Why Business Development Is Essential for Realistic Sales Targets
- Admin Admin
- Mar 9
- 2 min read
In many companies, sales targets are set by a department that operates far from the real market – often "in an office building with no direct customer contact". This results in "Excel spreadsheets" with targets that are increasingly difficult to achieve in practice.
A typical example: The department sees in its statistics that revenue from online and retail sales has dropped by 5%. Instead of analyzing the reasons behind this decline, they simply enter in the spreadsheet that revenue must increase by 10% – without any real strategy for how to achieve it.
The major issue? There is no real market analysis.
Fundamental changes are often overlooked, such as demographic shifts. In Germany, more than 15 million people will retire in the next ten years. These individuals have used specific products and services during their working lives that they will no longer need in retirement. But the department responsible for sales targets is not focused on long-term market trends or evolving customer needs.

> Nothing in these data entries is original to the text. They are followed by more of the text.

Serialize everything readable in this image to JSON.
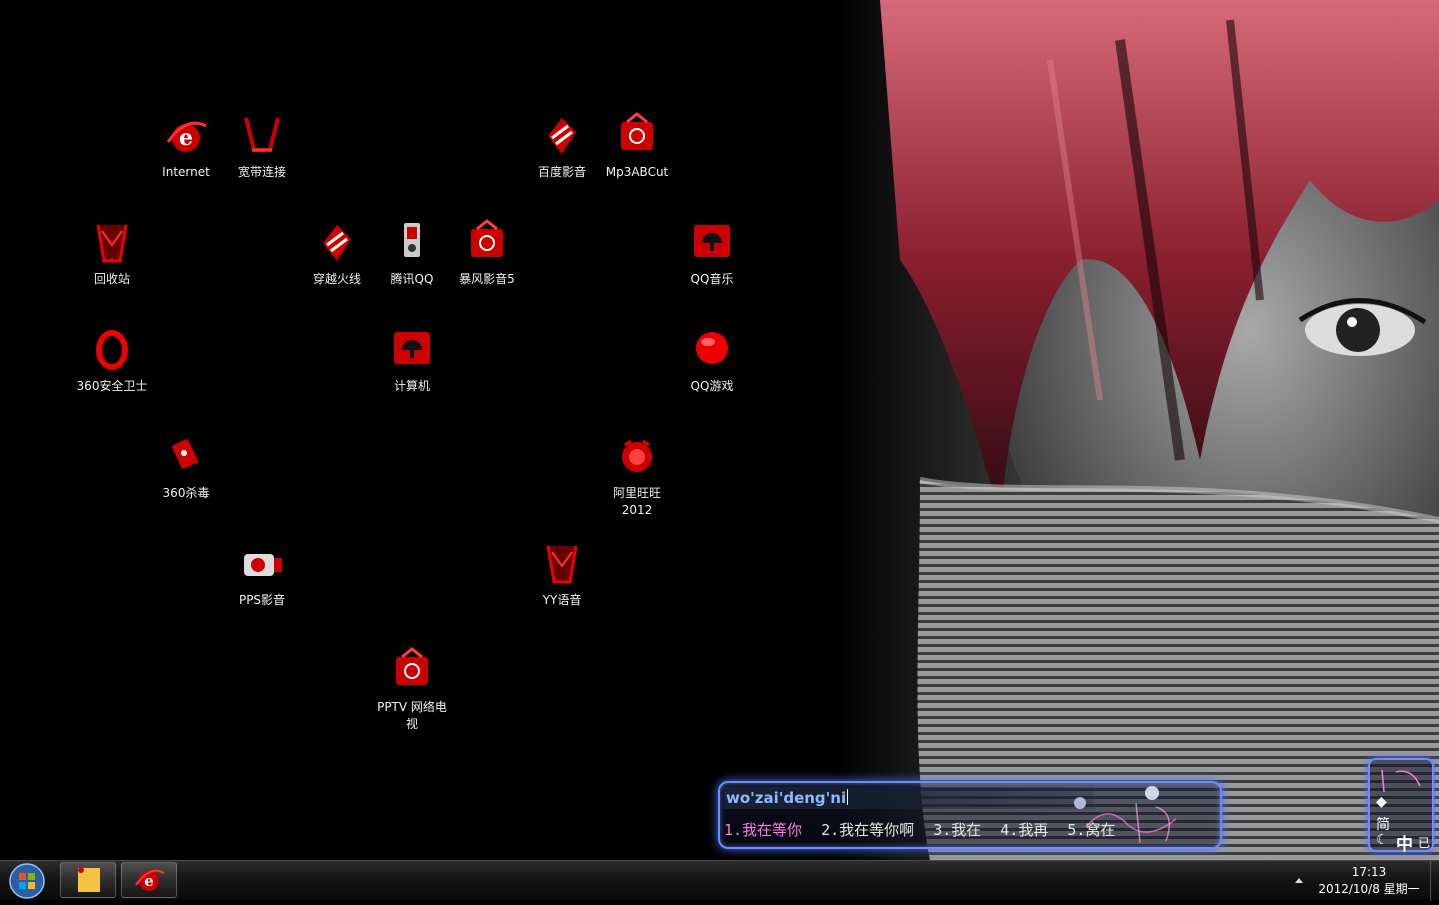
{
  "desktop": {
    "icons": [
      {
        "label": "Internet"
      },
      {
        "label": "宽带连接"
      },
      {
        "label": "百度影音"
      },
      {
        "label": "Mp3ABCut"
      },
      {
        "label": "回收站"
      },
      {
        "label": "穿越火线"
      },
      {
        "label": "腾讯QQ"
      },
      {
        "label": "暴风影音5"
      },
      {
        "label": "QQ音乐"
      },
      {
        "label": "360安全卫士"
      },
      {
        "label": "计算机"
      },
      {
        "label": "QQ游戏"
      },
      {
        "label": "360杀毒"
      },
      {
        "label": "阿里旺旺2012"
      },
      {
        "label": "PPS影音"
      },
      {
        "label": "YY语音"
      },
      {
        "label": "PPTV 网络电视"
      }
    ]
  },
  "ime": {
    "input": "wo'zai'deng'ni",
    "candidates": [
      "1.我在等你",
      "2.我在等你啊",
      "3.我在",
      "4.我再",
      "5.窝在"
    ],
    "status": {
      "mode_simplified": "简",
      "mode_chinese": "中",
      "punct": "已"
    }
  },
  "taskbar": {
    "clock_time": "17:13",
    "clock_date": "2012/10/8 星期一"
  },
  "colors": {
    "accent_red": "#d40000",
    "ime_border": "#6e8cff",
    "candidate_selected": "#ff7ae6"
  }
}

Instead, numbers are simply shifted between sales channels. The sales team is then given targets that no longer reflect reality. The consequences?
❌ Frustration at all levels – because the sales team cannot meet the targets.
❌ Pressure and blame games – instead of sustainable solutions.
❌ Years of misguided strategy – until the company is forced to take drastic action: restructuring, cost-cutting, or, in the worst case, layoffs.
All of this could have been avoided if a Business Developer had been involved from the start. A Business Developer analyzes market trends, identifies shifts, and ensures that sales targets are based not just on past performance but on realistic future projections.
Simply put: Companies that think strategically today won’t need to pull the emergency brake tomorrow.
How is it in your company? Are sales targets set realistically?